The idea of Kolkata

The idea of Kolkata

Why author Kushanava Choudhury believes his book is about the present, the Kolkata that is lived in.

Chhetria Patrakar is Himal's roving media critic.

Kushanava Choudhury, author of 'The Epic City: The World on the Streets of Calcutta' at the Galle Literary Festival 2018.
Kushanava Choudhury, author of 'The Epic City: The World on the Streets of Calcutta' at the Galle Literary Festival 2018.

Chhetria Patrakar's first sighting of Kushanava Choudhury at the Galle Lit Fest is of him belting out a song along with the lead singer of the Bangladeshi band Chirkutt, whom he had encountered only the previous day. Choudhury has recently published a book on Kolkata to critical acclaim, and at a discussion at the Lit Fest he discussed his book, his own journey back to Kolkata (he and his family had left for the U.S. when he was a child of 12), and what Kolkata means for modern democracy.

At the public forum, Choudhury traced the unlikely origins of Kolkata as a capital; the city's anguished witnessing of deaths due to the famine engineered by the diversion of food to the British war effort; the violence of partition and its absorption of refugees after 1947, when 50 years of growth of population was crammed into five years; and its post-Independence emergence as a city of complex and finely calibrated social relationships, different in many ways from India's other large urban centres.
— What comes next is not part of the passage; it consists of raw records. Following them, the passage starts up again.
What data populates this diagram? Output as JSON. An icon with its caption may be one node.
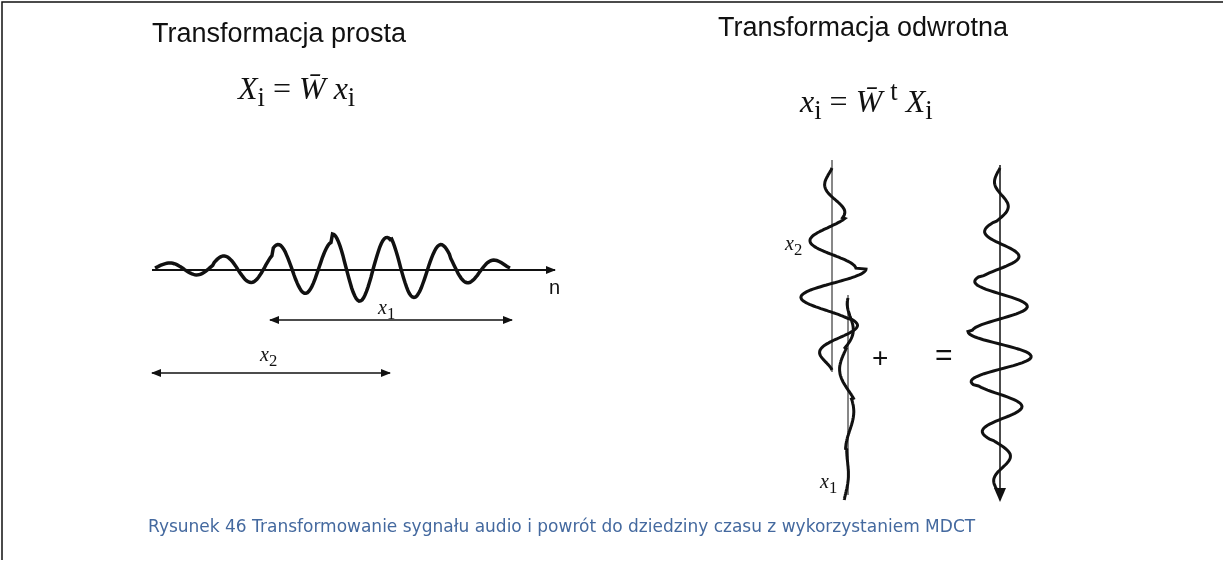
{
  "diagram": {
    "caption": "Rysunek 46 Transformowanie sygnału audio i powrót do dziedziny czasu z wykorzystaniem MDCT",
    "labels": [
      "Transformacja prosta",
      "Transformacja odwrotna",
      "*X*$_{i}$ = *W̄* *x*$_{i}$",
      "*x*$_{i}$ = *W̄* $^{t}$ *X*$_{i}$",
      "*x*$_{2}$",
      "n",
      "*x*$_{1}$",
      "+",
      "=",
      "*x*$_{2}$",
      "*x*$_{1}$"
    ]
  }
}
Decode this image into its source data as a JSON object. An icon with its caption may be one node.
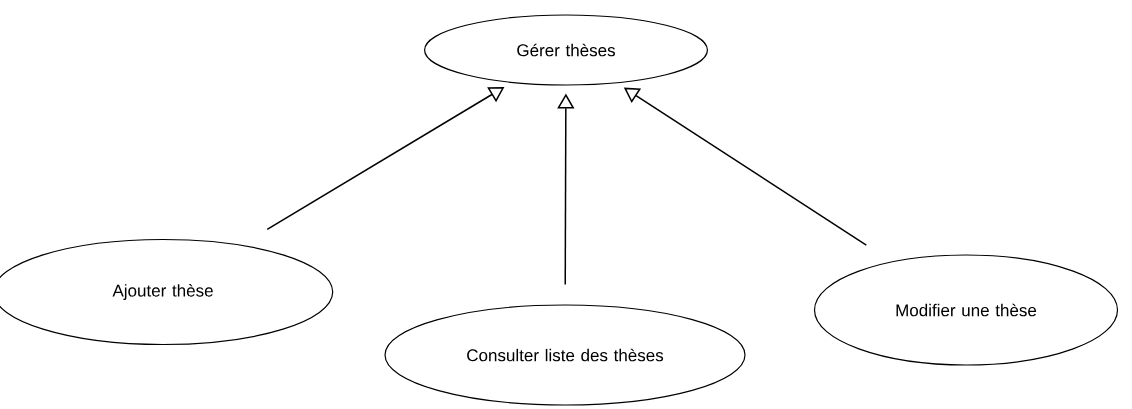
{
  "diagram": {
    "nodes": [
      {
        "text": [
          "Gérer thèses"
        ]
      },
      {
        "text": [
          "Ajouter thèse"
        ]
      },
      {
        "text": [
          "Consulter liste des thèses"
        ]
      },
      {
        "text": [
          "Modifier une thèse"
        ]
      }
    ],
    "edges": [
      {
        "from": 1,
        "to": 0,
        "arrow": "to"
      },
      {
        "from": 2,
        "to": 0,
        "arrow": "to"
      },
      {
        "from": 3,
        "to": 0,
        "arrow": "to"
      }
    ]
  }
}
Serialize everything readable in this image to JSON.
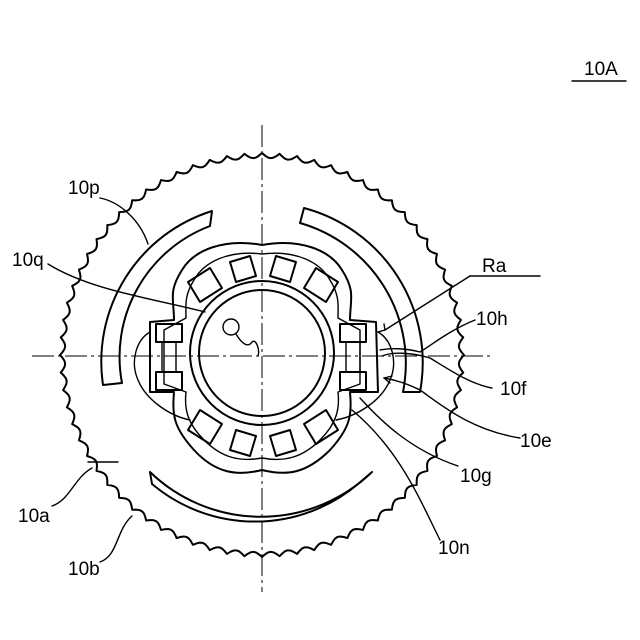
{
  "figure": {
    "title": "10A",
    "labels": {
      "p": "10p",
      "q": "10q",
      "ra": "Ra",
      "h": "10h",
      "f": "10f",
      "e": "10e",
      "g": "10g",
      "n": "10n",
      "a": "10a",
      "b": "10b"
    }
  }
}
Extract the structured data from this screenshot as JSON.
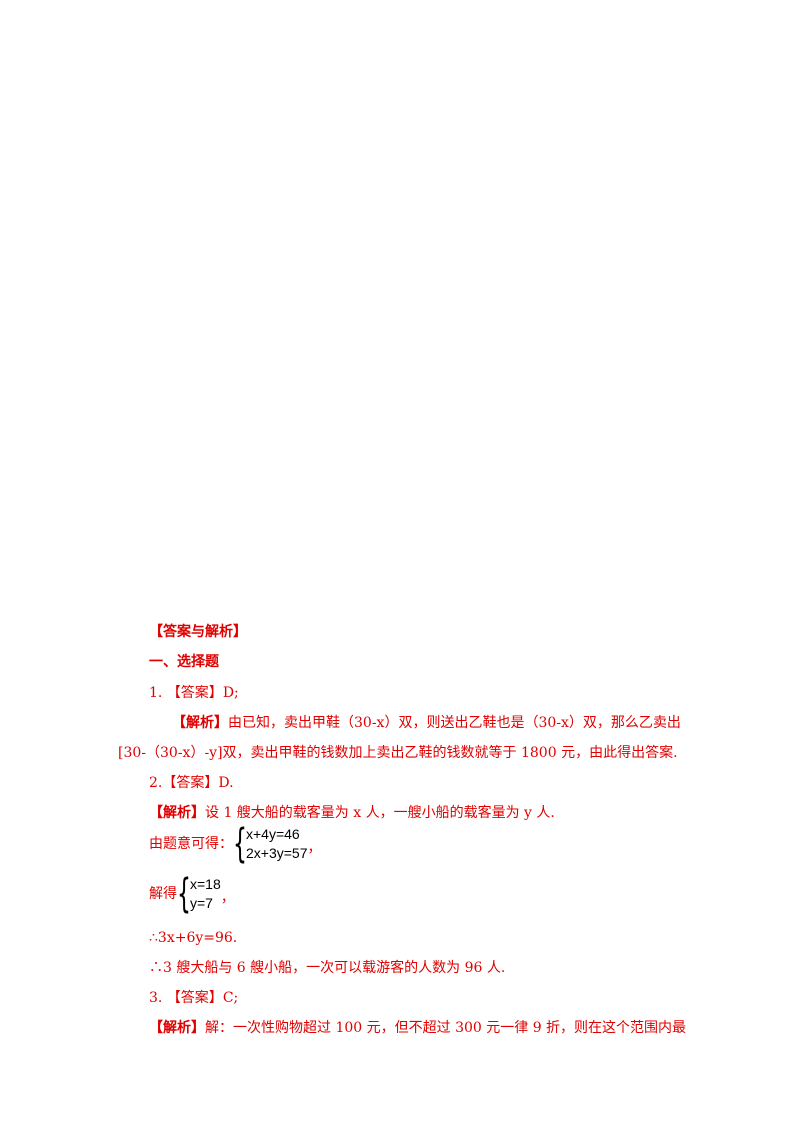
{
  "section_title": "【答案与解析】",
  "part_title": "一、选择题",
  "q1": {
    "num": "1.",
    "answer_tag": "【答案】",
    "answer_val": "D;",
    "analysis_tag": "【解析】",
    "analysis_l1": "由已知，卖出甲鞋（30-x）双，则送出乙鞋也是（30-x）双，那么乙卖出",
    "analysis_l2": "[30-（30-x）-y]双，卖出甲鞋的钱数加上卖出乙鞋的钱数就等于 1800 元，由此得出答案."
  },
  "q2": {
    "num": "2.",
    "answer_tag": "【答案】",
    "answer_val": "D.",
    "analysis_tag": "【解析】",
    "analysis_text": "设 1 艘大船的载客量为 x 人，一艘小船的载客量为 y 人.",
    "step1_prefix": "由题意可得：",
    "eq1a": "x+4y=46",
    "eq1b": "2x+3y=57",
    "step1_suffix": "，",
    "step2_prefix": "解得",
    "eq2a": "x=18",
    "eq2b": "y=7",
    "step2_suffix": "，",
    "step3": "∴3x+6y=96.",
    "step4": "∴3 艘大船与 6 艘小船，一次可以载游客的人数为 96 人."
  },
  "q3": {
    "num": "3.",
    "answer_tag": "【答案】",
    "answer_val": "C;",
    "analysis_tag": "【解析】",
    "analysis_text": "解：一次性购物超过 100 元，但不超过 300 元一律 9 折，则在这个范围内最"
  }
}
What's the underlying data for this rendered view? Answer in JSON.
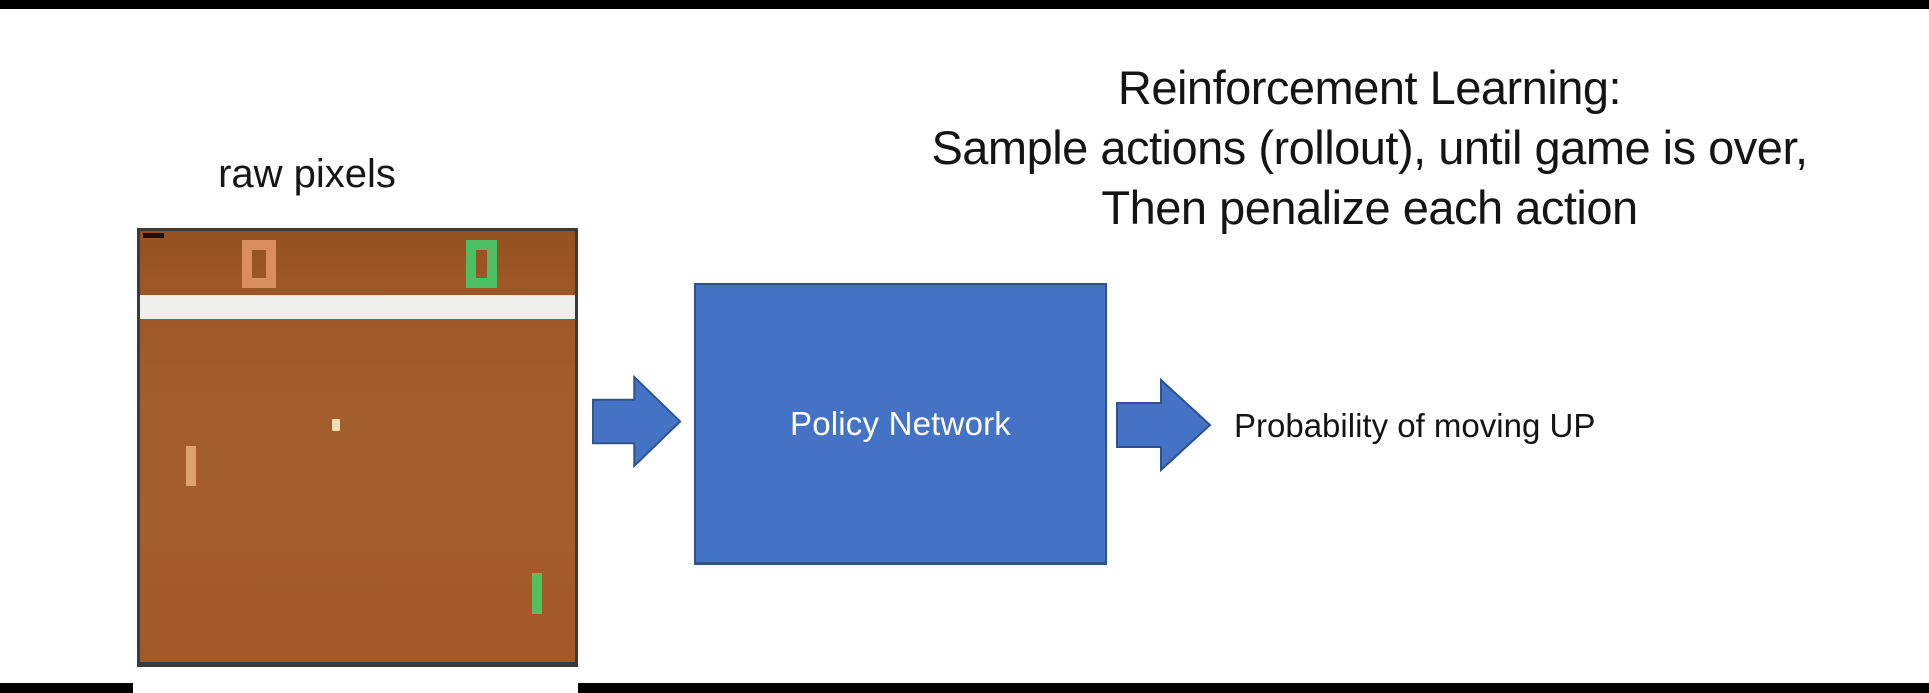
{
  "title_block": {
    "line1": "Reinforcement Learning:",
    "line2": "Sample actions (rollout), until game is over,",
    "line3": "Then penalize each action"
  },
  "game": {
    "label": "raw pixels",
    "left_score": "0",
    "right_score": "0"
  },
  "policy_box": {
    "label": "Policy Network"
  },
  "output": {
    "label": "Probability of moving UP"
  },
  "colors": {
    "accent_blue": "#4472C4",
    "accent_blue_border": "#2F528F",
    "game_brown": "#A2592A",
    "game_brown_dark": "#94511F",
    "score_orange": "#D98E5F",
    "score_green": "#4CBE63",
    "paddle_tan": "#DFA26E",
    "paddle_green": "#53C05C",
    "ball_cream": "#F2DDB5",
    "band_white": "#EFEFED",
    "frame_gray": "#3A3A3C",
    "letterbox_black": "#000000"
  }
}
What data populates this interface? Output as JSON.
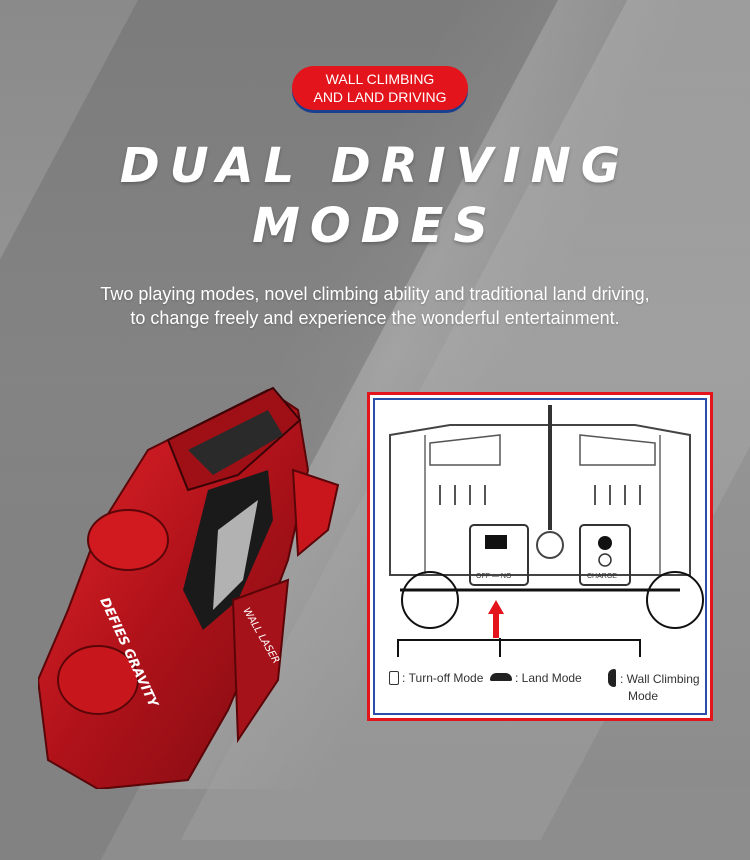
{
  "badge": {
    "line1": "WALL CLIMBING",
    "line2": "AND LAND DRIVING"
  },
  "title": {
    "line1": "DUAL DRIVING",
    "line2": "MODES"
  },
  "description": {
    "line1": "Two playing modes, novel climbing ability and traditional land driving,",
    "line2": "to change freely and experience the wonderful entertainment."
  },
  "car": {
    "text_brand": "DEFIES GRAVITY",
    "text_small": "WALL LASER"
  },
  "diagram": {
    "switch_label": "OFF — NO",
    "charge_label": "CHARGE",
    "legend": [
      {
        "icon": "rectangle-icon",
        "label": "Turn-off Mode"
      },
      {
        "icon": "car-icon",
        "label": "Land Mode"
      },
      {
        "icon": "wall-car-icon",
        "label_line1": "Wall Climbing",
        "label_line2": "Mode"
      }
    ]
  },
  "colors": {
    "accent": "#e3141b",
    "frame_blue": "#2a4fa8",
    "car_red": "#c4161c"
  }
}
Kolkata is often portrayed as a city of the past, a decaying megapolis, an urban cosmos steeped in communist nostalgia out of step with the modern times. Indeed the moderator of Choudhury's session seemed to share that opinion, asking when the city would join the rest of modern India.  Choudhury questions the assumptions underlying this perception however, arguing that the vision of a modern India of never ending consumption would be simply untenable.

What kind of visions, then, can we have of the future Choudhury asks, suggesting that a robust engagement with 'the lives we have lived' in cities such as Kolkata could offer more insights and answers.

CP caught up with Choudhury after the event for a semi-formal chat where he enlarged on some of these themes. The supposed future where everyone would be filthy rich is as much of a fantasy as the Nehruvian idea of a planned economy, a modern folly. Only a small sliver of the population of India could aspire to that prosperous future.

Choudhury said he had been drawn back to the city of his childhood in the search of doing something concrete, his comfortable university existence of seminars seeming almost unreal as if his real life lay elsewhere. For some years this was through journalism. But the process, or the journey back into Kolkata, became clear only with the writing of the book. Most reviewers have commented on Choudhury's apparent affection for the city. But while many have spoken of his delineation of its history or the evocation of its physical presence for visitors – both armchair and real – Choudhury was emphatic that his book is about the present, the Kolkata that is lived in.